Independent Auditor’s Report
To the Members of Acrow Limited
Report on the audit of the financial report
Opinion
We have audited the financial report of Acrow Limited (the Company) and its subsidiaries (the Group), which comprises
the consolidated statement of financial position as at 30 June 2025, the consolidated statement of profit or loss and other
comprehensive income, consolidated statement of changes in equity and consolidated statement of cash flows for the
year then ended, and notes to the consolidated financial statements, including material accounting policy information, the
consolidated entity disclosure statement and the directors’ declaration.

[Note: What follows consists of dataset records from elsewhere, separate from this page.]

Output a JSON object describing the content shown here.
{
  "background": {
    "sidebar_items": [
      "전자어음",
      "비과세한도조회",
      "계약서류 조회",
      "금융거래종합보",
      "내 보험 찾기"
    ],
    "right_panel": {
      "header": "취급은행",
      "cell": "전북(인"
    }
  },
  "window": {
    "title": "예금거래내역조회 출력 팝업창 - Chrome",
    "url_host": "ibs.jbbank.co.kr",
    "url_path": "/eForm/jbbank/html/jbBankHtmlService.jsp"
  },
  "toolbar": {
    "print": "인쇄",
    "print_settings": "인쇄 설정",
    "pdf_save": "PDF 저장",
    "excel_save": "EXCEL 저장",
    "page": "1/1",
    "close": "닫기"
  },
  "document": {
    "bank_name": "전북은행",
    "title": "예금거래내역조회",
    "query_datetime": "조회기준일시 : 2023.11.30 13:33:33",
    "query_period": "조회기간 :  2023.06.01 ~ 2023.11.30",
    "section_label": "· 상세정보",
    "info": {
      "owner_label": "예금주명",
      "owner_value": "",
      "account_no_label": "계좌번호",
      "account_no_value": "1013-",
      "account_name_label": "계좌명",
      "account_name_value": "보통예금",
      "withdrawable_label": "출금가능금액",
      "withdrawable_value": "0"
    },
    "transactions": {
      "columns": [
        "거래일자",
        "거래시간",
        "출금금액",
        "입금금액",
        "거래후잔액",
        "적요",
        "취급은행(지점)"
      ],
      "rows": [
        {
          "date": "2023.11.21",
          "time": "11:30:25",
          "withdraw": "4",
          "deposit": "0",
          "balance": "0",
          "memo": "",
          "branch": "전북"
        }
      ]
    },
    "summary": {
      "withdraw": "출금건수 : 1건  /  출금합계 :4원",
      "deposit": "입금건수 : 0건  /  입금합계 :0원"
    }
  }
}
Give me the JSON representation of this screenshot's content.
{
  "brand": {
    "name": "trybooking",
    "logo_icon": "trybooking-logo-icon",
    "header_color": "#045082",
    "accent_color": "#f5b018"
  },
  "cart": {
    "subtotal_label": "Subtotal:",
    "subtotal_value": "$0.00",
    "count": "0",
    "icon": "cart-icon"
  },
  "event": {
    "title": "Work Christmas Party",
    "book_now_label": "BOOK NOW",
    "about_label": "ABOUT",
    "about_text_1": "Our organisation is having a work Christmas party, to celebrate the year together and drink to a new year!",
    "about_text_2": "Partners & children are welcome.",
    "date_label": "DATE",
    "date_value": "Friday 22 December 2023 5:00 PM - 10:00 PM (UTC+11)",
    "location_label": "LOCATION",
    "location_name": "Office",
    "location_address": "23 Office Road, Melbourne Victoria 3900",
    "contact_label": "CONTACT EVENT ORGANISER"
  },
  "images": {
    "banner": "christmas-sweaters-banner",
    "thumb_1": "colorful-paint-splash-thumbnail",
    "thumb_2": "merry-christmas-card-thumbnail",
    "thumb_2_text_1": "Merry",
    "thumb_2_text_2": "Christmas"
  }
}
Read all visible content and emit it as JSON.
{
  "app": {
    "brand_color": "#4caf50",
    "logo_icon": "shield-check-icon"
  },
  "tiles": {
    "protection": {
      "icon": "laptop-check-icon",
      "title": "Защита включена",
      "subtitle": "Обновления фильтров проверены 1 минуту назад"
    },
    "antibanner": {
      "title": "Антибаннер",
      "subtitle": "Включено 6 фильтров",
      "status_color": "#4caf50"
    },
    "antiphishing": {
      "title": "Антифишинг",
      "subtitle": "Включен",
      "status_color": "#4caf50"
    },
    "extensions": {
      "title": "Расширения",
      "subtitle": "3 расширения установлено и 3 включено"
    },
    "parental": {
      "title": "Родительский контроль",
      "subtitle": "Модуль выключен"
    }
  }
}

In our opinion, the accompanying financial report of the Group is in accordance with the Corporations Act 2001, including:
a giving a true and fair view of the Group’s financial position as at 30 June 2025 and of its performance for the year
ended on that date; and
b complying with Australian Accounting Standards and the Corporations Regulations 2001.
Basis for opinion
We conducted our audit in accordance with Australian Auditing Standards. Our responsibilities under those standards are
further described in the Auditor’s Responsibilities for the Audit of the Financial Report section of our report. We are
independent of the Group in accordance with the auditor independence requirements of the Corporations Act 2001 and
the ethical requirements of the Accounting Professional and Ethical Standards Board’s APES 110 Code of Ethics for
Professional Accountants (including Independence Standards) (the Code) that are relevant to our audit of the financial
report in Australia. We have also fulfilled our other ethical responsibilities in accordance with the Code.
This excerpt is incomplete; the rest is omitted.